これは除外したいものをクロージャで指定しており分かりやすいと思います。同様の考えで Swift にも removeAll(where:) を追加するのは良い考えであると思います。(ただし、 filter と違って mutating なメソッドしか無いようですが・・・)

メモリ効率

filter の計算量は要素数を n とした場合 O(n) で固定です。

ただし、常に新しいコレクションを返すためメモリ効率という点から見ると優れているわけではありません。また要素が大きい場合はコピーコストがかかるという課題もあります。

今回の removeAll(where:) は(Proposalによると) shuffle-down というアルゴリズムを使用しており、新たなメモリを確保する必要なく要素の削除が行われるようになっています。

実際に merge された実装は以下のようです。
Add remove(where:) to RangeReplaceableCollection by airspeedswift · Pull Request #11576 · apple/swift · GitHub

なにやら込み入っていますが、要素を swap しつつ、最後に一気に除去する作りに見えます。

これにより filter と違って新たなメモリを確保することなく要素の削除が行えるという思想のようです。

速いか?

100万個の Int が格納された配列から奇数のみを抽出した場合、 filterremoveAll(where:) でどちらが速いか検証してみました。

import Foundation

let isOdd: (Int) -> Bool = { $0 % 2 == 1 }

let mesure: (String, () -> Void) -> Void = {
    let start = Date()
    $1()
    let interval = Date().timeIntervalSince(start)
    print("\($0):\n  \(interval)")
}

let xs = Array(1...1_000_000)
var ys = xs

mesure("filter") {
    xs.filter { !isOdd($0) }
}
mesure("removeAll(where:)") {
    ys.removeAll(where: isOdd)
}

-O で実行したところ、手元のMacBookでは以下の結果となりました。

$ ./swift -O removeAll.swift
filter:
  0.018193960189819336
removeAll(where:):
  0.01980602741241455

10回実行した結果の平均みたいな丁寧な計測方法はしていないのですが、そこまで実行速度には変化が無いようです。

removeAll(where:) はメモリ効率に優れてはいるものの、 filter に比べて処理が高速といったことはおそらくなさそうです。

filter バージョンが欲しい?

mutating なAPIではなく、filter のように新しいコレクションを返すAPIが欲しい人もいるかもしれません。

そうした場合は以下のように自前で実装するのが手っ取り早そうです。

extension Sequence {
    func reject(_ isReject: (Element) -> Bool) -> [Element] {
        return filter { !isReject($0) }
    }
}

let xs = [1, 2, 3, 4, 5, 6]
let ys = xs.reject(isOdd) // => [2, 4, 6]

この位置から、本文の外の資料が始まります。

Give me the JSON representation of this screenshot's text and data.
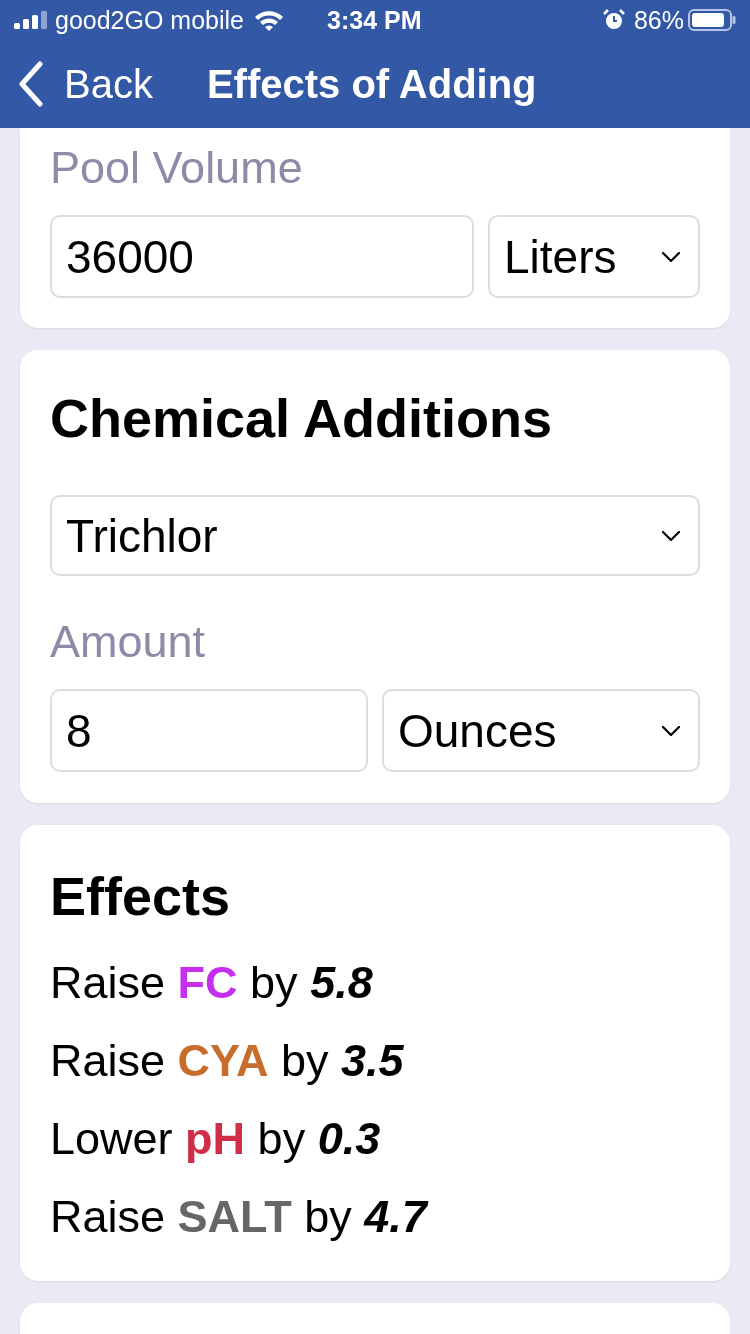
{
  "status_bar": {
    "carrier": "good2GO mobile",
    "time": "3:34 PM",
    "battery": "86%"
  },
  "nav_bar": {
    "back": "Back",
    "title": "Effects of Adding"
  },
  "pool_volume": {
    "label": "Pool Volume",
    "value": "36000",
    "unit": "Liters"
  },
  "chemical_additions": {
    "heading": "Chemical Additions",
    "chemical": "Trichlor",
    "amount_label": "Amount",
    "amount": "8",
    "amount_unit": "Ounces"
  },
  "effects": {
    "heading": "Effects",
    "items": [
      {
        "verb": "Raise",
        "parameter": "FC",
        "color": "#c72ff0",
        "connector": "by",
        "amount": "5.8"
      },
      {
        "verb": "Raise",
        "parameter": "CYA",
        "color": "#c76d2b",
        "connector": "by",
        "amount": "3.5"
      },
      {
        "verb": "Lower",
        "parameter": "pH",
        "color": "#cf2d48",
        "connector": "by",
        "amount": "0.3"
      },
      {
        "verb": "Raise",
        "parameter": "SALT",
        "color": "#666666",
        "connector": "by",
        "amount": "4.7"
      }
    ]
  }
}
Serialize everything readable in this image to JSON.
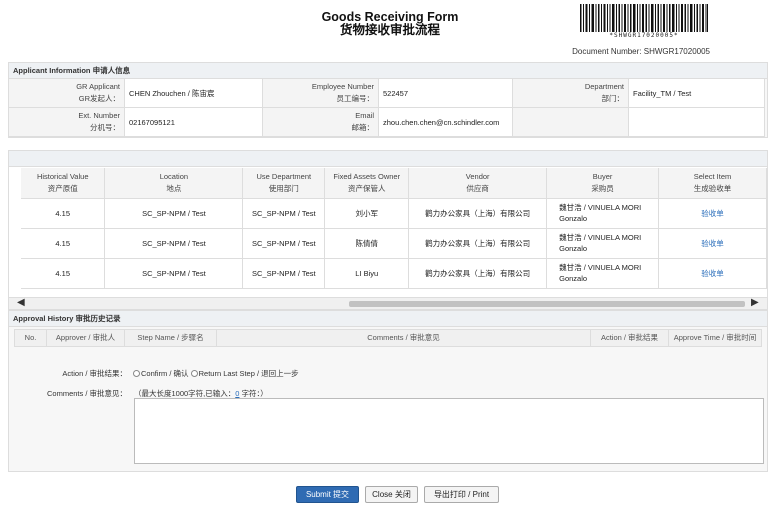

標準APIでないので初見で戸惑う可能性もありますが、filter の条件を否定で書くよりは素直で可読性がよく見えます。まぁ、トレードオフですね。

まとめ

なんかいろいろ書きましたが、指定した条件の要素を削除できるAPIが追加されたよ、って理解で良いような気がします。

莫大な要素数を処理するとか、あるいはメモリがとても制限された環境だとかであれば、このあたりのメモリ効率などを考えることもあるかもしれませんが。

というわけで無駄に長くなってしまいましたが、今回はこれにて。